Hace unas semanas, me trajeron a casa un libro de fotografías de Enrique Cano, titulado 'Personalmente', que se publicó en el año 2008 y que reúne las imágenes preferidas del autor. Me fascinó. Encontré caras conocidas, momentos estelares de la historia de España de los años setenta, ochenta, noventa. Entre ellas había una fotografía de Cándida Galán, de 1981. Cándida era actriz, y en la imagen aparece de espaldas, con unos pantis a rayas hasta arriba de los muslos y unos tacones de aguja negros, contoneándose. Sus nalgas, la curva de la musculatura que sostiene su espina dorsal, el flequillo tapándole los bellos ojos pintados y media sonrisa en alza, como uno de sus brazos. El pie de foto de Enrique Cano dice así: "Era la más divertida del espectáculo. Correteaba de un lado a otro y siempre lucía una sonrisa. Unos años después su novio intentó asesinarla a puñaladas y la dejó paralítica. Pero no pudo quitarle la sonrisa. Un beso, preciosa". Bum. Su novio intentó asesinarla a puñaladas y la dejó paralítica. La potencia desgarradora y a la vez la liviandad de ese pie de foto me dejaron un regusto a tiempo pasado, a tiempo actual, a una realidad imbatible. Lo que es imbatible es la realidad. Luego está el cristal con el que se mira.

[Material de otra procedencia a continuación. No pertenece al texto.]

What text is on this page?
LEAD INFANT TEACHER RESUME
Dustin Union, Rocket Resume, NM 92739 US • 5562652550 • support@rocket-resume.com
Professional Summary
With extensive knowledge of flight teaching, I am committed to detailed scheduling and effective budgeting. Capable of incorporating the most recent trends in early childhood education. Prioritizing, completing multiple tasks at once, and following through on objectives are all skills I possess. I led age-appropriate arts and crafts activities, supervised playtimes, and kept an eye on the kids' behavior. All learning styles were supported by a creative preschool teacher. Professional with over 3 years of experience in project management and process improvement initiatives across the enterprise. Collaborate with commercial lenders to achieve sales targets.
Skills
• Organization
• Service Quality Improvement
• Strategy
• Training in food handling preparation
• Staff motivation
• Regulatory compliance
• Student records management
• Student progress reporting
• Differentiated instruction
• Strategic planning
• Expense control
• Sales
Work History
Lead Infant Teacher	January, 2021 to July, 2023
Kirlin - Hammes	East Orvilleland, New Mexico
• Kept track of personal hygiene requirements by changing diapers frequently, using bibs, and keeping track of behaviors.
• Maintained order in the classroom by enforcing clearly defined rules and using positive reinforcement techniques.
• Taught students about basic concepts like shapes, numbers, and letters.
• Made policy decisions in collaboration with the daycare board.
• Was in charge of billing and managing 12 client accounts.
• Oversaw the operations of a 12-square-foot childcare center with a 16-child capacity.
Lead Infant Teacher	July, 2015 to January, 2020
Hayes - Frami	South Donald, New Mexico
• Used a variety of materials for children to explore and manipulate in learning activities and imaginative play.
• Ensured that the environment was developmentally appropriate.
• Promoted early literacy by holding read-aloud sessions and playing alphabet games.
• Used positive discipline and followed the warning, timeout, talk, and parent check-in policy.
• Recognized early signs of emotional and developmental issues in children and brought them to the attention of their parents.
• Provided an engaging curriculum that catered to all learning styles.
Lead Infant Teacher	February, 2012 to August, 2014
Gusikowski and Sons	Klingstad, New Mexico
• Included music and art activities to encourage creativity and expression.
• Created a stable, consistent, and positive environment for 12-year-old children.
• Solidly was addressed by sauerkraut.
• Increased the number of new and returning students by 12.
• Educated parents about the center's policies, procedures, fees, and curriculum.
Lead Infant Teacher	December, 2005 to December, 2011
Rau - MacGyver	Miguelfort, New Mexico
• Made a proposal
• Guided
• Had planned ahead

He buscado información sobre ella. Algo he encontrado, pero no mucho. En 1984, Maruja Torres escribió un reportaje para El País titulado "Este crimen será un libro". En él habla de la poca bibliografía que había en España sobre la literatura del crimen. Habla de novela negra, de páginas de sucesos, de asesinos en serie y de médicos forenses. Habla de algo apasionante, ciertamente. Y, entre medias, cuenta lo que le ocurrió a Cándida Galán en 1982: que la apuñaló un hombre, su novio, que le sesgó la médula y la yugular, que luego estuvo conectada a trece tubos, que contra todo pronóstico y gracias a la más férrea de las voluntades de vida, ahora solo le quedaba una leve cojera. Cándida había contado su historia incluso en televisión. En el reportaje, se cita a la actriz: "Ahora, la gente no me mira los ojos, sino al cuello. Buscan las señales del cuchillo. Porque a la gente, lo que le gusta, es la sangre. Por eso se leen las novelas de crímenes. Por el morbo". Yo justo en esos años era demasiado pequeña, pero al poco tiempo ya estaba leyendo, con sed, novelas de crímenes perfectos. Sé cómo habría visto este suceso, a través de qué ojos. Puedo imaginar cómo lo vio la sociedad, qué lectura hizo de él, si es que hizo alguna. Hasta hace bien poco, solo había una lectura para ese crimen. Una lectura casual, no reivindicativa. No en alerta roja.

Hoy habría sido diferente. Y dentro de la ingenuidad que me queda, me doy cuenta de cuánto han cambiado las cosas, pero solo en la mirada. En algunas miradas. Apenas hay una grieta abierta en los párpados, todavía. Pero el relato ha cambiado. Porque ese pie de foto (tierno, cuajado de dolor, sí, pero), escrito hace apenas diez años, hoy me da una información terrible, la confirmación terrible del silencio, de la resignación, de la tapadera. El peligro de los privilegios que se asentaron hace miles de años en miles de lugares a la vez. Yo a veces no sé qué pensar de lo que ocurre a mi alrededor. No siempre soy capaz de formular mi opinión al instante, de construir mi posición ante algunas cosas. Todavía dudo ante ciertas batallas, incluso a veces tiemblo, y en ocasiones me escondo para no opinar. Pero hay una cosa que tengo clara: no daremos ni un paso atrás en la mirada. Y cuando seamos iguales, entonces dejaremos descansar la rabia.